In contrast, inside an interactive R session, we can launch a server that will listen and respond to messages from the R session and send them to the figure (and also send messages from the figure back to the R session - this is done via WebSockets).

This also means there are some functions that it only make sense to use inside a running R session. For example, the following functions query the selection status of the figure:

scene |> selected_cases()
scene |> assigned_cases()

That means that you can, for example, render a figure, select some cases of the data using a mouse, and then call scene |> selected_cases() to get the row indices of those cases. This doesn’t really make sense when writing a schema - the only way to select cases is via an explicit call to select_cases, so we would be querying cases that we have already specified before.

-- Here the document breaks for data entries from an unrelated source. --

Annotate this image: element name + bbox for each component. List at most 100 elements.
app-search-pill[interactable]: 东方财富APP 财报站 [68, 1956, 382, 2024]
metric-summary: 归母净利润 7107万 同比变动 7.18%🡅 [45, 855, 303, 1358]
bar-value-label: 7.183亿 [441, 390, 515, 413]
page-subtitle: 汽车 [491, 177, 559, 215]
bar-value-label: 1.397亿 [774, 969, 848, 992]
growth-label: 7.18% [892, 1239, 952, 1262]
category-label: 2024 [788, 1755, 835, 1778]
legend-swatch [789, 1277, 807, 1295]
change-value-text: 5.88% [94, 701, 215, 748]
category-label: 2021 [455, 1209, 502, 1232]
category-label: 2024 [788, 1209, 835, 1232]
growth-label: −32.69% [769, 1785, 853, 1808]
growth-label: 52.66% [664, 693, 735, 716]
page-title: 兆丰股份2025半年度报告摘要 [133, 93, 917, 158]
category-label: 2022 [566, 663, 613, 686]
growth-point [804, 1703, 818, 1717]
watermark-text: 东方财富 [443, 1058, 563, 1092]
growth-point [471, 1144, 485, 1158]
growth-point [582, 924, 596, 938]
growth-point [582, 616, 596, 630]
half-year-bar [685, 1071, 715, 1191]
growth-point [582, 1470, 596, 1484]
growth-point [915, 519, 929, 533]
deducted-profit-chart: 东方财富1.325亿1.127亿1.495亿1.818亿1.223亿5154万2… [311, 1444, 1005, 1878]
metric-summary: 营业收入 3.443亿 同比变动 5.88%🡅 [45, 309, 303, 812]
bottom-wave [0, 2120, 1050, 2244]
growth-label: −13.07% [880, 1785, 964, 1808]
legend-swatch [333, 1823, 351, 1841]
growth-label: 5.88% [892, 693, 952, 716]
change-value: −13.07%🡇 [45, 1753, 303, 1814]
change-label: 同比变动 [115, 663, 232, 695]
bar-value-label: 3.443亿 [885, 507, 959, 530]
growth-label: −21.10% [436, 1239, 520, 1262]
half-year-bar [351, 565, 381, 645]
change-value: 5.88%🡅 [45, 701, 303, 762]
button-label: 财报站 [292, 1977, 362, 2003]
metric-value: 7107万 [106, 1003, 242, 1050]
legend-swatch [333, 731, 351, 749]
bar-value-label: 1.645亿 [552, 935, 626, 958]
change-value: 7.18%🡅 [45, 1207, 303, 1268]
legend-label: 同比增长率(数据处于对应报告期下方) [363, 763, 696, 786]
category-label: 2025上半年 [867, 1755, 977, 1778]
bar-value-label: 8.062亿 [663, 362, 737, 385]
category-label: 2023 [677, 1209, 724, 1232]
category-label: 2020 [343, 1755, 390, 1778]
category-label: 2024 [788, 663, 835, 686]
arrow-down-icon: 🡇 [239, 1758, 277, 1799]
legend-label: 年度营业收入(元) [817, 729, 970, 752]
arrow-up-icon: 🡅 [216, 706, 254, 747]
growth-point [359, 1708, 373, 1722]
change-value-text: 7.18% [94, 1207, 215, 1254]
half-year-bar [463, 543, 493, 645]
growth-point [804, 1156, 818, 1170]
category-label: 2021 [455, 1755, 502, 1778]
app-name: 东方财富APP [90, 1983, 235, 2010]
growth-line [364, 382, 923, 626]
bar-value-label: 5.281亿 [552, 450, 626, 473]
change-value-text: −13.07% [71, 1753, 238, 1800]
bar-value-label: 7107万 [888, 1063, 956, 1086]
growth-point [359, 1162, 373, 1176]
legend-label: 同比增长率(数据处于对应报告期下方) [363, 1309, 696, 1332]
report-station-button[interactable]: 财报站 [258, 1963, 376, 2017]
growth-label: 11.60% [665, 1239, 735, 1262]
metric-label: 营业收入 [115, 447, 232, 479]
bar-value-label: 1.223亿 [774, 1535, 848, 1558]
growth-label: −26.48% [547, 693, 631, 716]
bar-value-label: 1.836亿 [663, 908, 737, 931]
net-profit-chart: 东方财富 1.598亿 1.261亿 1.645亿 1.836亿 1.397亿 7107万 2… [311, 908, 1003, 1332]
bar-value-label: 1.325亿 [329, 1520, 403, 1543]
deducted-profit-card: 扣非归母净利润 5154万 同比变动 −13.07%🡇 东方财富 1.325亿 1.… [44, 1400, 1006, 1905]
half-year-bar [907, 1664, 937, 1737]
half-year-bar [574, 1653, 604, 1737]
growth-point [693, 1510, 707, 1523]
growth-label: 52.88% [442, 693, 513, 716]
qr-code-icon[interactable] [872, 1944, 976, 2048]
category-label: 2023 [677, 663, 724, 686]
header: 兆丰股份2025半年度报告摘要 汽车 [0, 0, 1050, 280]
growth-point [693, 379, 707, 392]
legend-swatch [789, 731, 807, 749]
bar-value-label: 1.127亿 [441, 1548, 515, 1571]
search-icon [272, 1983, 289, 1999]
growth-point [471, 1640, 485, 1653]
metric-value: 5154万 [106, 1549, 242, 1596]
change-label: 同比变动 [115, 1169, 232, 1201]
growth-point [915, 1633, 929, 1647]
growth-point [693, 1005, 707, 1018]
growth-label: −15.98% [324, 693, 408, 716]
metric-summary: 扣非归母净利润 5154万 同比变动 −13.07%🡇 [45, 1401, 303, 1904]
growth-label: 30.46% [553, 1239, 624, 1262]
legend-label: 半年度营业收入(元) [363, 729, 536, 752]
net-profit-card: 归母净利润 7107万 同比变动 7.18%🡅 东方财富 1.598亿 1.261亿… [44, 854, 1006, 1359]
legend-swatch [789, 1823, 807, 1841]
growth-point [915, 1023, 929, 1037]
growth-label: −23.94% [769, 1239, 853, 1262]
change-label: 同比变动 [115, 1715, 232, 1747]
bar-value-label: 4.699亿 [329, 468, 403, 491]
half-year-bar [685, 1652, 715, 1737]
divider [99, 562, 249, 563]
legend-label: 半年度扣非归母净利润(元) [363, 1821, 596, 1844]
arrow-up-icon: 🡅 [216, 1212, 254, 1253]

Likewise, there are functions such as pop_plot and remove_plot which can be used to remove plots from scene. These don’t really make sense to use while writing a schema - if you know that you don’t want a specific plot, you can just delete the line which adds it to the recipe. However, they do make sense when interacting with a scene inside a running R session. Perhaps you found some interesting trend in your data and want to see if it holds in other plots, but you’re running out of space in the viewer - you can pop_plot to remove the last plot and add_* to add a new plot, all the while keeping the rest of the state of the figure intact!

Troubleshooting the scene

Sometimes, when rendering multiple figures quickly, the figure may fail to connect to the server or the server may failed to be launched altogether. Often, the cause is that the default port number is already taken. I will try to fix this bug in the future, however, for the time being, you can always fix it by running either of the following functions:

start_server(random_port = TRUE) # Starts a server on a new random port

or:

httpuv::stopAllServers() # Stops all servers, now you should be able to relaunch the server

Bonus: Scatterplot matrix

Since the schema is lazy, we can use it to generate figures programmatically. For example, here’s how we could create an interactive scatterplot matrix (SPLOM) of the penguins data set:


schema <- create_schema(penguins)
keys <- names(penguins)[4:6]

# Loop through combinations of columns
for (i in seq_along(keys)) {
  for (j in seq_along(keys)) {
    # Add a scatterplot if row & column no.'s are different
    if (i != j) schema <- schema |> add_scatterplot(c(keys[i], keys[j]))
    # Add a histogram if row & column no.'s match
    else schema <- schema |> add_histogram(c(keys[i])) 
  }
}

# Options to make the plots fit better within the available space
opts <- list(size = 5, axis_title_size = 0.75, axis_label_size = 0.5)
schema |> render(options = opts)

Just to re-iterate the point from the previous section, we could also do this interactively, by writing out the calls to add the plots ourselves:

scene <- create_schema(penguins) |> render(opts)

scene |> add_histogram(c("bill_depth"))
scene |> add_scatterplot(c("bill_depth", "flipper_length"))
scene |> add_scatterplot(c("bill_depth", "body_mass"))
...

However, having to do this for all nine plots might quickly get tedious.

As such, there are different reasons why you might want to do something using a scene, a schema, or some combination of both. If you’re writing an RMarkdown document, you don’t really have a choice - you can’t do anything to a scene once it’s rendered.

Inside an interactive R session, you have more options. You can decide you first want to create a highly customized schema and only then start interacting with the figure live. Or you can just immediately fire off scene <- create_schema(data) |> render() and do everything interactively.

Each approach has some advantages and some disadvantages. With the schema way, you can always re-create most of the state, so if you mess up and need to go back, you can just print scene and you’re good to go. With the interactive scene way, you’re more flexible and you have the immediate feedback in seeing how the figure changes in front of you, however, it may be more difficult to recover some state if there are many intermediate steps.